The relation between oral and overall health has long been established. Poor oral health has a significant impact on the overall health of any individual. Similarly, systemic diseases can also present themselves by having oral complications and symptoms. Our overall health and oral health are intimately related. It is due to this relation that dental professionals worldwide stress so much on the importance of maintaining good oral hygiene.
A recent study conducted at the University of Washington supports these past findings by revealing previously unknown aspects of gingivitis and how the body responds to it. This study comprehensively studies the way individuals react to the deposition of bacterial plaque in the oral cavity.
Based on the different responses to plaque accumulation, researchers were able to identify and classify the body’s response. Plaque is defined as a sticky, yellowish bacterial film that adheres to the surface of the teeth and acts as a haven for disease-causing bacteria. Uncontrolled plaque deposition leads to gum diseases like gingivitis. Gingivitis is a milder form of gum disease and can be easily treated by a dental professional. However, if left untreated, the disease progresses to its destructive form known as periodontitis. Periodontitis leads to bleeding from gums, loose teeth and eventual tooth loss. It can further go and even infect the surrounding jawbone, which is irreversible. Moreover, this puts the body in a state of chronic inflammation that predisposes an individual to systemic complications like heart diseases, diabetes, arthritis, bowel disease and even cancer.
The National Academy of Sciences also published this paper, which details why some people tend to have a more severe response to plaque accumulation. The study also identifies and classifies a range of different inflammatory responses to plaque accumulation. Continued accumulation of bacterial plaque is seen to generate an inflammatory response which reduces the bacterial build-up and also fights the infection.
The two known major phenotypes of oral inflammation are – strong or high clinical response and low clinical response. This study, however, introduces a third phenotype of oral inflammation – slow. The slow phenotype shows a delayed and strong inflammatory response to the bacterial build-up.
The study for the first time details that individuals with a low clinical response still demonstrate a low inflammatory response to various inflammatory signals by showing a new pattern of an inflammatory response to bacterial accumulation.
The co-author of the study later also explains how a distinct group of people who had slower plaque accumulation as well as a different microbiological composition were also noticed. These findings will form a basis for better diagnosis and identify people at a higher risk of periodontitis. In addition, it also tells us about the susceptibility of an individual to other systematic inflammatory conditions.
Moreover, the study also shows a unique protective response generated by the body in response to plaque accumulation which mechanism common is for all inflammatory phenotypes that are – low, high, and slow. The body, with the help of primary fighting white blood cells called neutrophils, regulate and control bacterial growth to maintain a stable internal environment of the body – homeostasis.

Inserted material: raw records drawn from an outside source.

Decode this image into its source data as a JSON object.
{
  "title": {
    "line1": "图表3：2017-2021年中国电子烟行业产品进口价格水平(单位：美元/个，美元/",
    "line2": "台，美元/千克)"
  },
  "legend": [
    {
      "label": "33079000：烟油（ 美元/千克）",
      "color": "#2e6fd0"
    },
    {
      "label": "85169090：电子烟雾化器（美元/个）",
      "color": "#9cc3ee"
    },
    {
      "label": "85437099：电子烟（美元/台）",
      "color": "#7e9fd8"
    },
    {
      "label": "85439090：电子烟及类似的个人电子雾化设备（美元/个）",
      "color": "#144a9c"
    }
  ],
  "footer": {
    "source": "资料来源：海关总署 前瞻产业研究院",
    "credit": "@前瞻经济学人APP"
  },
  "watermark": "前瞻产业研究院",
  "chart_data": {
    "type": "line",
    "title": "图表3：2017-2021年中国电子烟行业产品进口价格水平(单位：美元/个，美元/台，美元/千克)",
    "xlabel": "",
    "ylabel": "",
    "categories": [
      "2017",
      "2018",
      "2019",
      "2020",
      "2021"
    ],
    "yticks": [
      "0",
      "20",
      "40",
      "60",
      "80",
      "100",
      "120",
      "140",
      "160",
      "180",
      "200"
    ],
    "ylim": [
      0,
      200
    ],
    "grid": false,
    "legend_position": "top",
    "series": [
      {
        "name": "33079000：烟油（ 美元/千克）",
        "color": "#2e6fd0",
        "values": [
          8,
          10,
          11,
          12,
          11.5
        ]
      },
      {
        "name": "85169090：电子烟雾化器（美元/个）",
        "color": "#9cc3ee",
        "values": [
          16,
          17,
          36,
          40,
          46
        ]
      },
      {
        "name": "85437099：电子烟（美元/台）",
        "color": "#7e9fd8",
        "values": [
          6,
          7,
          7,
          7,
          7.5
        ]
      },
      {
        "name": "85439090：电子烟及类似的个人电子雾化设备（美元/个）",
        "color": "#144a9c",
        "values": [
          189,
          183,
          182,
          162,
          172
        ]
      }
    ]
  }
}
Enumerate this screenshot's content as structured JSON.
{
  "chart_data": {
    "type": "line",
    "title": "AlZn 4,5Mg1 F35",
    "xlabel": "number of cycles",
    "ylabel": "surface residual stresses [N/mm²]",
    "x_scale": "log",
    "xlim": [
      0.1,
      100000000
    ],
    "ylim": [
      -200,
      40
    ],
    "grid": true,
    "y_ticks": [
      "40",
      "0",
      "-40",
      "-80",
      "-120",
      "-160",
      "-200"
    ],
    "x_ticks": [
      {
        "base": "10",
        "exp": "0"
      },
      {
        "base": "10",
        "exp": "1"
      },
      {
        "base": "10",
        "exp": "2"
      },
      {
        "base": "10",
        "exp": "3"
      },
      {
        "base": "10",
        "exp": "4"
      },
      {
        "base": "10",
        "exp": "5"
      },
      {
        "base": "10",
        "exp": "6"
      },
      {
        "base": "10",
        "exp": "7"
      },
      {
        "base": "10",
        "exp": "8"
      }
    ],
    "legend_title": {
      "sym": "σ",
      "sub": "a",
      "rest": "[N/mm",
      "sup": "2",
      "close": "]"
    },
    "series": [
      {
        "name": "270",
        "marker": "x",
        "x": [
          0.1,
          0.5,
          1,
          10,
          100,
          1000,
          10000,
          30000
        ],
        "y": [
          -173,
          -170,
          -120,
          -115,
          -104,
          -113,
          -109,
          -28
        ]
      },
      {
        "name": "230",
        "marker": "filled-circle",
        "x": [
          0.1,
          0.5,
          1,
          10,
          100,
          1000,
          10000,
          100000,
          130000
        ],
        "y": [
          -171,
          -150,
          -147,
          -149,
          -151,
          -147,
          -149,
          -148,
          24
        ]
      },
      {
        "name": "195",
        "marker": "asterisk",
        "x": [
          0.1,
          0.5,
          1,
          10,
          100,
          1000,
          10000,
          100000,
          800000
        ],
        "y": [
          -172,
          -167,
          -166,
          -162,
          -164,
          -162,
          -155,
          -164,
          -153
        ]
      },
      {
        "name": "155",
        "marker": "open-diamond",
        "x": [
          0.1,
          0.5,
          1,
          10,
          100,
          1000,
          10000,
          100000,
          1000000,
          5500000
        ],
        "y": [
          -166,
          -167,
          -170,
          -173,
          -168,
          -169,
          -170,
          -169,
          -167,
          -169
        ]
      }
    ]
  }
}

Some amount of plaque is known to contribute towards proper oral tissues and bone health. Studies in mice show a specific pathway by which neutrophils migrate from the bloodstream to the gingival crevice.
Healthy homeostasis means that everything in the body is alright. Neutrophils also promote this by resisting bacterial colonization and infection. This generates a low-level protective response and helps the body fight unhealthy bacteria. In addition, neutrophils also contribute towards adequate healthy oral tissues and bone.
Journal Reference: Shatha Bamashmous, Georgios A. Kotsakis, Kristopher A. Kerns, Brian G. Leroux, Camille Zenobia, Dandan Chen, Harsh M. Trivedi, Jeffrey S. McLean, Richard P. Darveau. Human variation in gingival inflammation. Proceedings of the National Academy of Sciences, 2021; 118 (27): e2012578118 DOI: 10.1073/pnas.2012578118
DISCLAIMER: The advice offered is intended to be informational only and generic in nature. It is in no way offering a definitive diagnosis or specific treatment recommendations for your particular situation. Any advice offered is no substitute for proper evaluation and care by a qualified dentist.